Apesar de a coleta seletiva ter sido retomada de forma gradual, o promotor Roberto Carlos Batista, da Promotoria de Defesa do Meio Ambiente do Ministério Público do Distrito Federal e Territórios (MPDFT), avalia que falta divulgação. “Tem muitos prédios no Plano Piloto em que não sabem do retorno da coleta seletiva. E (os moradores) desconhecem que, se o governo não recolhe, eles podem ligar para as cooperativas, porque elas buscam. Estamos enterrando dinheiro enquanto poderíamos gerar renda”, destaca.

Coletores de materiais recicláveis e orgânicos na Sustentare Saneamento, Iago Aurélio Araújo Brito, 22 anos, e Dálio do Rosário Mendes, 55, percebem isso diariamente. Mesmo após o retorno do serviço, muitos moradores ainda não sabem da volta da coleta seletiva. “A empresa contratou mais gente para fazer panfletagem. Há alguns cidadãos conscientes, que sabem separar, mas , outros, não. Antes, a gente até parava para conversar, explicava a forma de descartar, porém, agora (com a pandemia), está um pouco complicado”, conta Iago.
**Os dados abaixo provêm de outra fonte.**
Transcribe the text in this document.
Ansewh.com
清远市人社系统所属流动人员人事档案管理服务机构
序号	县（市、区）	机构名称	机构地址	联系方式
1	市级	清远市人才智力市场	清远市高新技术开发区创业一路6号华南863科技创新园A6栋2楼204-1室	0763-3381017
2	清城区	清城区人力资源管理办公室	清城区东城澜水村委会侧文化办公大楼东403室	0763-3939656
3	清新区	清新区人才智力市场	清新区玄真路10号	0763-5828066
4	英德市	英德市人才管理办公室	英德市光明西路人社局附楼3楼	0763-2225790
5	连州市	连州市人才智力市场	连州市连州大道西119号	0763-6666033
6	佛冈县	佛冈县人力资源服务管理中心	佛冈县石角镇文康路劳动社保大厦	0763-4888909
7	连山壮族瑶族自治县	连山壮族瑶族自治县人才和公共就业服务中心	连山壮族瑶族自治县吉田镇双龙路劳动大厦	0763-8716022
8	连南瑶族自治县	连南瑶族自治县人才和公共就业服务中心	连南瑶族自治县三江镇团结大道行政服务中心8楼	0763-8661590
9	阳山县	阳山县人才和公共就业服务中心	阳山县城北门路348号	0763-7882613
O jovem sabe como o processo de separação faz a diferença. Apesar de trabalhar sempre com luvas, roupas que cobrem todo o corpo, óculos de proteção e botas, ele chegou a se ferir com uma agulha de seringa. “Fui pegar a sacola, da maneira correta que fazemos, e acabei me furando. Tive de tomar um coquetel por uma semana. Eram remédios muito fortes, precisei ficar afastado nesse período, porque sentia muita tontura e não tinha como ficar no caminhão”, relembra. “Há uma forma certa de fazer esse descarte. O morador podia colocar dentro de uma garrafa PET, por exemplo”, completa Iago.